SELECT (lots of columns) FROM "//path/to/table" WHERE id == 42

Such a query is forced to take a lot of data from the disk, including all columns from the list of requested columns, but most of the data will be simply thrown out, because the "id == 42" condition leaves very few rows. You can optimize such a query using the PREWHERE construction of the ClickHouse SQL language by changing the query as follows:

SELECT (lots of columns) FROM "//path/to/table" PREWHERE id == 42

Increasing the clique size can also help this query.

CHYT Worker & IO bound query

This query was definitely not IO-bound, it completely loaded the clique's CPU. Moreover, you can see that the clique consumed a little more than 150 cores at the peak, while it was configured for 128 cores. This is a normal situation, because if a YTsaurus node has not provided all the cores for the jobs running on it, the surplus cores are divided proportionally between the jobs populating it. Thereby, at this point, some of the instances were on empty nodes and the query managed to dispose of more resources than the clique is entitled to. This is a nice CHYT feature.

You can see on this graph that about 17 cores were taken to decompress the data. The tables were probably compressed by a rather strong codec.

Finally, you can see that the rest of the CPU went to "CHYT Worker" and the native CH code in the proportion of about 4:1. This could mean one of two things.

  • This query, like the previous one, filters out quite many rows, looking at a small share of CHYT prepared data.
  • For this query, the "tax" of using CH over YTsaurus was very high and it really takes a long time to prepare the data for CH.

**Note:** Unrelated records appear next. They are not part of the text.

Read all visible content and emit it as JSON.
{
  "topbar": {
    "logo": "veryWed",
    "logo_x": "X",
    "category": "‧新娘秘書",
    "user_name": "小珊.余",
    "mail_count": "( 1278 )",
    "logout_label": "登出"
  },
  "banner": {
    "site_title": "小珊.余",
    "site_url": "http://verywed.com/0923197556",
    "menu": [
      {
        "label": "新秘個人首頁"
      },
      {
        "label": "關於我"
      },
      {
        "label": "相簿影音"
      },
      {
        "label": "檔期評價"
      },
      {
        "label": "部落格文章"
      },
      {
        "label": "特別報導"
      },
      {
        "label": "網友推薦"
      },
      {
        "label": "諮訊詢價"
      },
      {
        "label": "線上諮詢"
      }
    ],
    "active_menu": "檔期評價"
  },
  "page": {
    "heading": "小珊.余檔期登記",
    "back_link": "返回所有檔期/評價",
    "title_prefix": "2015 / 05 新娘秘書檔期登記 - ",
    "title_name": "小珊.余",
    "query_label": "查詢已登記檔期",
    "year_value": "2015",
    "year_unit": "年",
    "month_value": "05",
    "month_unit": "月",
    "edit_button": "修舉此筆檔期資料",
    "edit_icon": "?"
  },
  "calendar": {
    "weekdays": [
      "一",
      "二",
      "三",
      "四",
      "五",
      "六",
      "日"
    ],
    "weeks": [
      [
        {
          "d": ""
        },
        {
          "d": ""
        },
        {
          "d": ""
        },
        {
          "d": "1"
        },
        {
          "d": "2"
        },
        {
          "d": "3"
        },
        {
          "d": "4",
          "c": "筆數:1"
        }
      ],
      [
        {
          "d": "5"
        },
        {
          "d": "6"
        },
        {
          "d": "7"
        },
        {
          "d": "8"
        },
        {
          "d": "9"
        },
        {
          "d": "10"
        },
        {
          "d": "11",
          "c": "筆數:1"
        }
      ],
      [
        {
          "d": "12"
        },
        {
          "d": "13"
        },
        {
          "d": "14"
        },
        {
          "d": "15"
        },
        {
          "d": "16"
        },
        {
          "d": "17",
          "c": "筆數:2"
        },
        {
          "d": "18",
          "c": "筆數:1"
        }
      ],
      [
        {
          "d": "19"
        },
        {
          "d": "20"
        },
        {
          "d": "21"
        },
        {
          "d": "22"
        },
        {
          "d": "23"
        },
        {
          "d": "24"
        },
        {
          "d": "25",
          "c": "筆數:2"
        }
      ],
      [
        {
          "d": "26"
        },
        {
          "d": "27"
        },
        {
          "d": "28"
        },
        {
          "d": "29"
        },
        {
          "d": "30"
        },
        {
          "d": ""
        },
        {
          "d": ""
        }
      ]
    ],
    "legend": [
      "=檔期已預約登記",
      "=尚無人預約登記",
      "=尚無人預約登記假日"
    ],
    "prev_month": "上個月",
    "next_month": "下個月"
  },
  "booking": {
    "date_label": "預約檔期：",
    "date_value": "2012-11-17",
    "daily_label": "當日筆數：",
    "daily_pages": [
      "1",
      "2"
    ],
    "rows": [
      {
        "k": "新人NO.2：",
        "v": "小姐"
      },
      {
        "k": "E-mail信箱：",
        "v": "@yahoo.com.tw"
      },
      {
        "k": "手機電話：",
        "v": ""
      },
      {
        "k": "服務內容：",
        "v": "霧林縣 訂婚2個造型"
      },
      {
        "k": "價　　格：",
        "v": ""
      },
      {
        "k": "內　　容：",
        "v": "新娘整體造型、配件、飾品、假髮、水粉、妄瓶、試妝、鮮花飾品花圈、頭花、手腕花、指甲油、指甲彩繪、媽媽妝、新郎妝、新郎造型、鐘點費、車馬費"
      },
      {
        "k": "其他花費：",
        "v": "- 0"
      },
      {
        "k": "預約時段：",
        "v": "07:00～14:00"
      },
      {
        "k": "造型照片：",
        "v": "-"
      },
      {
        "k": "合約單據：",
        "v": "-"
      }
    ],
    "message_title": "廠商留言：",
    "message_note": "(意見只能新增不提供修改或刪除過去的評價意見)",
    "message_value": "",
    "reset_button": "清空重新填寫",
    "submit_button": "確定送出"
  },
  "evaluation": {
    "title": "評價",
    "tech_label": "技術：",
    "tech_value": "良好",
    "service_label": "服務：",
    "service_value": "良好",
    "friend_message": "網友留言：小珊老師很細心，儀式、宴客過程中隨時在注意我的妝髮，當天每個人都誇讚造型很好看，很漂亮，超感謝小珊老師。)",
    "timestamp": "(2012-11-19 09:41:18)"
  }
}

The CHYT team is working on efficiency at this point and on reducing the number of situations where queries spend most of their time on overhead computations, "unnecessarily" warming the CPU.

DataLens Burst

This is quite typical for cliques under the DataLens dashboards. Short bursts at 11:34, 11:40, 11:44, 11:46, 12:18, and 12:23 show what the single opening of the dashboard living on top of this clique looks like. It's not instantaneous, but quite tolerable — the typical time to open a dashboard is about a minute, because queries digest substantial amounts of data.

Next, at 11:47, a trouble happens and the clique starts failing. Most likely, the dashboard was opened by several people at the same time or someone actively started pressing F5. In this situation, the clique starts executing multiple copies of the same queries, they get only a share of the CPU in equal proportions, and the CPU bound query that normally runs for about a minute starts running a dozen minutes. You can see that the number of concurrently executed subqueries was as high as 400 at the peak.

This provides a positive feedback — people see that the dashboard is lagging longer than they are used to and the situation only gets worse further. In the end, around 12:00, the annoyed user stops trying to get anything out of the dashboard, goes to the support chat to express frustration, and the load on the clique slowly dissipates, after which everything returns to a normal state.

What to do in this situation:

  • First, you can try to make the clique more powerful by increasing the number of available CPUs. The faster an individual query runs on an unloaded clique, the less likely this situation is to occur.

  • Second, you can change your approach to generating graphs. DataLens as a BI tool on top of data in YTsaurus is good when it has to process small amounts of data in seconds to build the values it needs. If the graph requires hundreds of GB to build a scan, that's a good reason to think — maybe you should build a small-size product based on 100 GB and run BI on top of it.